By Ippolita Douglas Scotti:
Pastiera is an iconic cake from Naples that takes a very long time to prepare. The recipe spread throughout the world around 1600, but the myth tells that this delicious cake was brought by the mermaid Parthenope to thank the Neapolitans for hosting her in the splendid Gulf of Naples. She sent seven young girls who offered the Gods seven gifts from the Earth—which happen to be the ingredients of pastiera:
Ricotta: a symbol of abundance
Flour: a symbol of wealth
Eggs: a symbol of fertility
Wheat in milk: a symbol of the fusion of the animal and vegetable kingdoms
Sugar: to celebrate the sweet song of the mermaid
Spices: a tribute to all peoples
Orange flowers: the perfume of the Campania earth
The Gods were impressed by the gesture and mixed all the ingredients together to create the pastiera.
Parthenope was then commissioned to return to where she had received the gifts, bringing the delicious cake and its recipe to the Neapolitans.
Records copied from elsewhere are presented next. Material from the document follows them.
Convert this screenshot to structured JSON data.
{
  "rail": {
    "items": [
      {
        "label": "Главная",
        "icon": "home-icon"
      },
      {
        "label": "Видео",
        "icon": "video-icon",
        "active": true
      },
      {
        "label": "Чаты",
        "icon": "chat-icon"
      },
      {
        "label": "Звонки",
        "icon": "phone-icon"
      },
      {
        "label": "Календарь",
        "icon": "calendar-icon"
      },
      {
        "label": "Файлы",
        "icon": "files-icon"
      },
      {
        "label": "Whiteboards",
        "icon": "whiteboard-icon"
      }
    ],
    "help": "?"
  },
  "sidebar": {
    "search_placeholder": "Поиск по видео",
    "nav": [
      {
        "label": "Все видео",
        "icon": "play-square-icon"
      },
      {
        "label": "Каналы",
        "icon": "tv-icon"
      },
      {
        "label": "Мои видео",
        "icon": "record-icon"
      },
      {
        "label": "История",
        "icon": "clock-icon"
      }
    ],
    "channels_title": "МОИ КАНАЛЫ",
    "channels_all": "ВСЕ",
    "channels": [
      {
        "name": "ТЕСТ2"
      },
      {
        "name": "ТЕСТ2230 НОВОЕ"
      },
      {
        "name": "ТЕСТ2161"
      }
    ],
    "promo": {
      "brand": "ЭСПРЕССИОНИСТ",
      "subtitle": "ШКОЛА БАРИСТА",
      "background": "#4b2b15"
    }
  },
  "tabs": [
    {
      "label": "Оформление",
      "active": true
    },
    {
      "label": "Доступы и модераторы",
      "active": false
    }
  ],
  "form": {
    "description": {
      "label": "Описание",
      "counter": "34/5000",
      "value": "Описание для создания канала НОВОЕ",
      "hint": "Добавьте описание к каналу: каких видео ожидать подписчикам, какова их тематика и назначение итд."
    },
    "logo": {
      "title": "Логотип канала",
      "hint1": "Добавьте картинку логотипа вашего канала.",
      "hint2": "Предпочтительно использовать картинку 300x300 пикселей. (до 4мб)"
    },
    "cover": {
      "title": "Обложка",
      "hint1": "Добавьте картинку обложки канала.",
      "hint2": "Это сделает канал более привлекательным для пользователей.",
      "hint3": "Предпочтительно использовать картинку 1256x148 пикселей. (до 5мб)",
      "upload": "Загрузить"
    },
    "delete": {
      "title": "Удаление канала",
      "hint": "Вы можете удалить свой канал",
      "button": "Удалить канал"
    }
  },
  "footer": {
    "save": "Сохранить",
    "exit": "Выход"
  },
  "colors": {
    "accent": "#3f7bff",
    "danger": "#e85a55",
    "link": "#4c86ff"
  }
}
The reality is that pastiera was created by the industrious nuns of San Gregorio Armeno with all the symbols of the Resurrection . . . but I prefer the mermaid story!
Bottom line—making pastiera takes a bit of time, but why not make it a meditative ritual? I guarantee that as soon as you taste it, the unforgettable flavor will make you feel that it was well worth your time.
For the pastry:
8 Tbsp (125 g) cold butter
2 cups (250 g) all purpose flour
1 whole egg, plus one yolk
3/4 cup (100 g) powdered sugar
1 lemon, zested
For the filling:
2 cups (250 g) cooked wheat berries or apprx. 3/4 cups (100 g) uncooked wheat berries
1 cup milk
3 Tbsp (30 g) butter
1 1/2 cups (350 g) fresh Ricotta
1 1/4 cups (320 g) sugar
2 whole eggs, plus two yolks
1 lemon, zested
1 vanilla bean pod, scraped
1 tsp ground cinnamon
1 tablespoon orange blossom water, called “neroli” in Italian
8 Tbsp (100 g) candied citron, finely chopped
1 handful powdered sugar for dusting
Make the pastry:
Mix flour and sugar together. Chop the cold butter into small pieces and add to the dry ingredients in a food processor, pulsing until it resembles breadcrumbs. Add the egg and lemon zest until mixed. Take out of the processor and knead just until the mixture comes together. Cover in plastic wrap and rest overnight.
Make the filling:
If you're using uncooked wheat berries, you need to cook them by soaking them in water for 3 days (change the water twice a day), then drain and cook in a large pot of at least 4 cups of fresh water. Simmer for 1 ½ hours without stirring, until soft. Drain and reserve until needed (this will keep well in an air-tight container in the fridge for 1 week). If using pearl barley as a substitute, leave the uncooked barley to soak in a large bowl of fresh water overnight, then the next day cook it in plenty of water for 30 minutes or until soft. Drain then follow the rest of the recipe.
Place the cooked wheat berries in a saucepan over medium heat with the butter, milk, and lemon zest.
Bring to a boil gently, stirring occasionally until it becomes very thick and creamy, like oatmeal, about 15 minutes.
Let cool until needed.
In a bowl, beat the eggs and extra yolks with the ricotta, sugar, vanilla, cinnamon, and orange blossom water until creamy. Leave this mixture to rest overnight in the fridge.
Fold the cooled wheat berry cream and the rested ricotta mixture together with the finely chopped candied citron.
Roll out about two thirds of the pastry and place in a 10" greased springform pan.
Cut off any overhang and add to the remaining pastry, roll out again and cut long strips about 1/4" wide.
Fill the pastry base with the ricotta mixture and even out the borders of the pastry to the level of the mixture. Lay the long pastry strips gently across the top to form a criss-cross diamond pattern (not square), pressing the strips on the edge of the pastry very gently. If desired, you can brush the lattice gently with some egg wash to make it shiny.
Bake the pastiera for 1 hour at 350º F (200º C) until the pastiera is amber golden on top.
Allow to cool completely inside the springform and serve the pastiera the next day with powdered sugar sifted over the top. Store any leftovers in the fridge.
Contessa Ippolita Douglas Scotti di Vigileno is a true Italian—born in Florence, Italy, from a long line of eccentric Italian aristocrats, she has traveled the world in search of adventure, romance, and magical, mouth-watering recipes. "Ippo" loves Italian history, especially as it relates to food. Author of There's a Beatle in My Soup, Curcuma e Zenzero (Ginger & Tumeric), 101 Perche Sulla Storia di Firenze (101 questions on Florence History), The Grimore, The Magic of the Moon, and Magic Herbs (all published by Newton Compton Publishers).